Irish lock takes bracing dip

Irish rugby player Donncha O'Callaghan takes a mid-winter swim in Lake Wakatipu.
Irish rugby player Donncha O'Callaghan takes a mid-winter swim in Lake Wakatipu.

Chilly weather has put the Irish rugby team's plans in Queenstown on ice but that did not stop big lock Donncha O'Callaghan from going for an icy plunge this morning.

While the tourists had to delay plans to go for a jet boat ride this morning because of the near freezing temperatures, O'Callaghan took the opportunity to go for an impromptu dip in Lake Wakatipu.

Wandering down to the shore from the team's nearby hotel, O'Callaghan – who has played more than 90 tests, including four for the British and Irish Lions – quickly disrobed and leapt into the water, much to the delight of members of the Irish team management who were watching on.

Irish rugby player Donncha O'Callaghan is dripping wet and chilly after a swim in Lake Wakatipu.
Irish rugby player Donncha O'Callaghan is dripping wet and chilly after a swim in Lake Wakatipu.

O'Callaghan, 33, has a reputation as a joker with both his Munster club team and Ireland.

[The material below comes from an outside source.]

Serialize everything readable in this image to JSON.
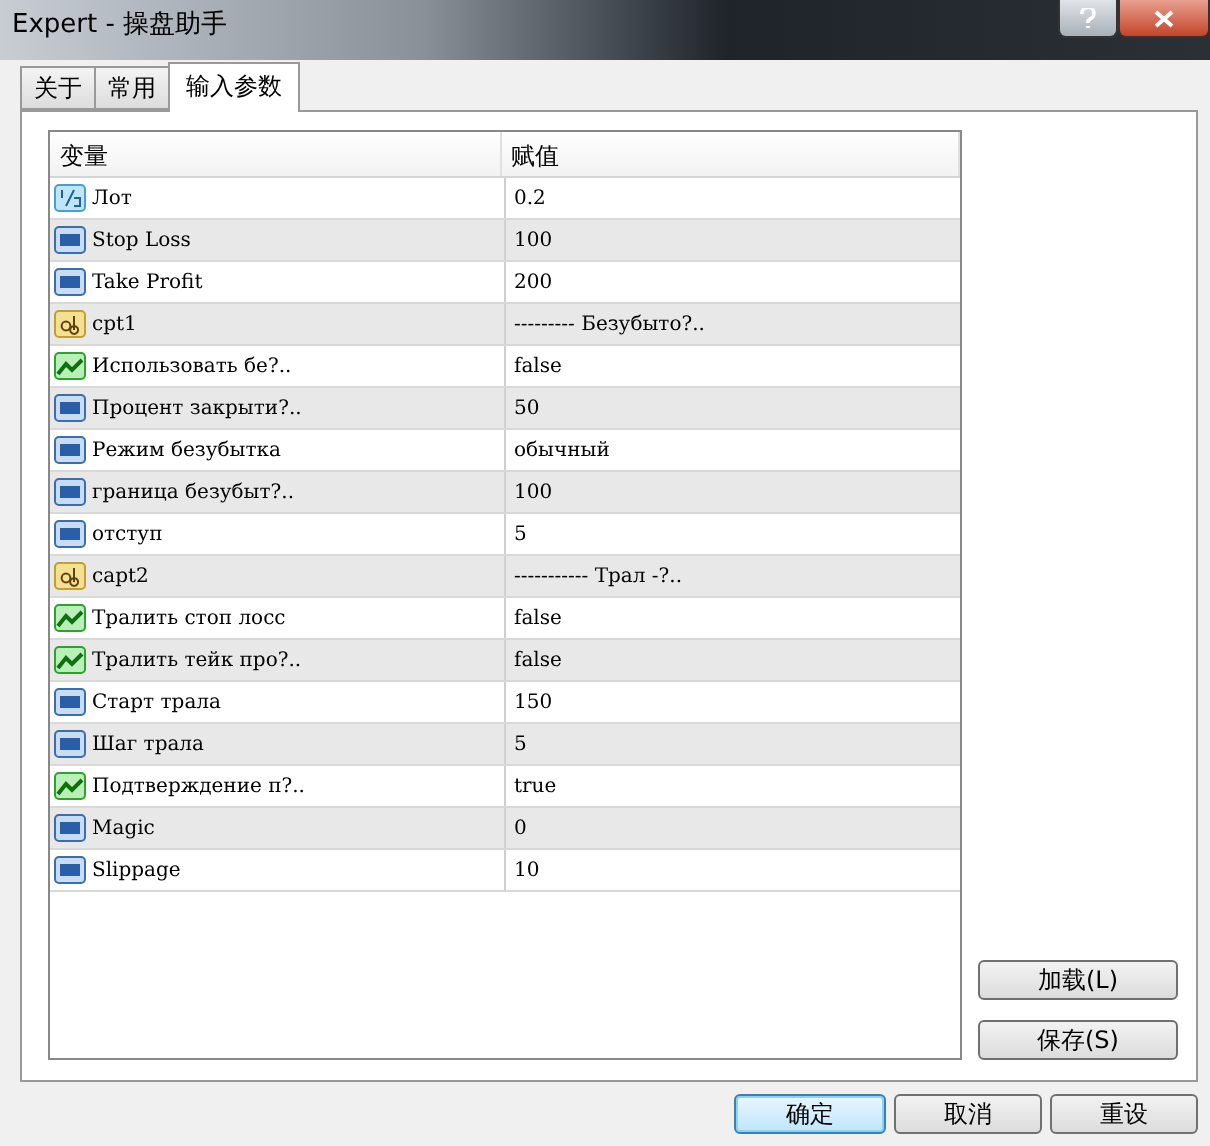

He once tried to take part in a lineout in a game against the Cardiff Blues while wearing no shorts.

The referee eventually insisted he put his shorts back on before allowing the game to continue.

Queenstown meteorologist David Crow said this morning's temperatures had gone from 2degC to about 5degC by the time O'Callaghan went for his dip.

Lake Wakatipu has a consistent temperature year round of between 9degC and 10degC.

''Of course anyone jumping into Lake Wakatipu this morning would have feel a lot colder as soon as they got out,'' Crow said.

''There wasn't much of a breeze so the windchill factor wouldn't have been much, although on exiting he would have felt like it was about -10degC for a wee minute there.''

The Irish have a day off today before resuming training in Queenstown tomorrow.

They will name their team for the third test on Thursday before flying out to Hamilton in that afternoon.